Generalized parton distributions and the structure of the nucleon

TL;DR

This review synthesizes the theoretical framework, modeling approaches, and experimental status of generalized parton distributions (GPDs) as a tool to map nucleon structure in momentum and position space. It clarifies how GPDs encode correlations between partons, interpolate between PDFs and form factors, and provide 3D imaging through impact-parameter space; it also explains how Ji's sum rules connect GPD moments to quark and gluon angular momentum. The survey covers formal properties (polynomiality, sum rules, positivity), various modeling schemes (double distributions, dual parametrization, χQSM, CQMs, meson-cloud models), and the status of DVCS and hard exclusive meson production as experimental probes, highlighting the roadmap to a comprehensive, lattice-constrained, experimentally constrained understanding of the nucleon. The work underscores the importance of global analyses and future facilities (e.g., EIC) to map quark and gluon GPDs across kinematic regimes. Overall, GPDs provide a principled framework to access the multidimensional spin and momentum structure of the nucleon with growing experimental and theoretical support.

Abstract

Generalized parton distributions have been introduced in recent years as a suitable theoretical tool to study the structure of the nucleon. Unifying the concepts of parton distributions and hadronic form factors, they provide a comprehensive framework for describing the quark and gluon structure of the nucleon. In this review their formal properties and modeling are discussed, summarizing the most recent developments in the phenomenological description of these functions. The status of available data is also presented.

Figures (23)

• Figure 1: (a) Kinematic variables in the symmetric frame of reference; (b) parametrization of the GPD $H^q(x,\xi,t)$ in terms of momentum fractions.
• Figure 2: Diagrams showing $\xi$ symmetry of GPDs: a) $x>\xi$, b) $-\xi< x<\xi$, c) $x<-\xi$.
• Figure 3: The isosinglet distribution $H(x,\xi,\Delta^2) = H^u(x,\xi,\Delta^2) + H^d(x,\xi,\Delta^2)$ in the forward limit, $\Delta^2=0$ and $\xi=0$, (left panel) and for $\Delta^2_\perp = -\Delta^2 -\xi^2M_N^2 = 0$ and $\xi = 0.3$ (right panel).

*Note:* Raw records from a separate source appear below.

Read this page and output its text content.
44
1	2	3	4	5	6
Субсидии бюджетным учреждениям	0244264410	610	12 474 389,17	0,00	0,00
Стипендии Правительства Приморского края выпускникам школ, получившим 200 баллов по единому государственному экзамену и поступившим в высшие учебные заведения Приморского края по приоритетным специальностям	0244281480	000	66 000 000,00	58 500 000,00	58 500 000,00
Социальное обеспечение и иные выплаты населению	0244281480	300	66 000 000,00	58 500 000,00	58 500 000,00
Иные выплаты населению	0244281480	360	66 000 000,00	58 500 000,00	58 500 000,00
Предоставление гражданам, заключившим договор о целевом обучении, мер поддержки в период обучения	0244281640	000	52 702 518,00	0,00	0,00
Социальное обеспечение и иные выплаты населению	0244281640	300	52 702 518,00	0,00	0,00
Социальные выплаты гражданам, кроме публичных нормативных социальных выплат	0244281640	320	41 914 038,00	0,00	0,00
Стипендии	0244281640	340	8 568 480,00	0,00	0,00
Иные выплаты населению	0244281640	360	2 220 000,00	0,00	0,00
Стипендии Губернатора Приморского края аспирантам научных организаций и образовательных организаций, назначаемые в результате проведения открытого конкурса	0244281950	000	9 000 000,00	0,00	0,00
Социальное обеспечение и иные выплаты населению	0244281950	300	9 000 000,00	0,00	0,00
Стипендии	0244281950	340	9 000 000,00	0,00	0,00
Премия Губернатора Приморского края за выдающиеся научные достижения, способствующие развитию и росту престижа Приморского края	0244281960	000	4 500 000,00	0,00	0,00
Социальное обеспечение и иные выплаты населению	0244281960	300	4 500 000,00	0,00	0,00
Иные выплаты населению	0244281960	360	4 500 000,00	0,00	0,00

Dashed lines for the contribution from the discrete level; dashed-dotted lines for the contribution from the Dirac continuum; solid lines for the total contribution PPPBGW98.
• Figure 4: Deeply virtual Compton scattering from the virtual (a) baryon and (b) meson components of a dressed nucleon.
• Figure 5: The spin averaged ($H^q$, three upper panels) and the helicity flip ($E^q$, three lower panels) generalized parton distributions for the $u$ (left panels) and $d$ (right panels) flavours, at fixed values of $\xi$ and $t$ as indicated. Dashed-dotted curves: bare contribution. Dashed curves: contribution from the active baryon. Dotted curves: contribution from the active meson. Solid curves: total result.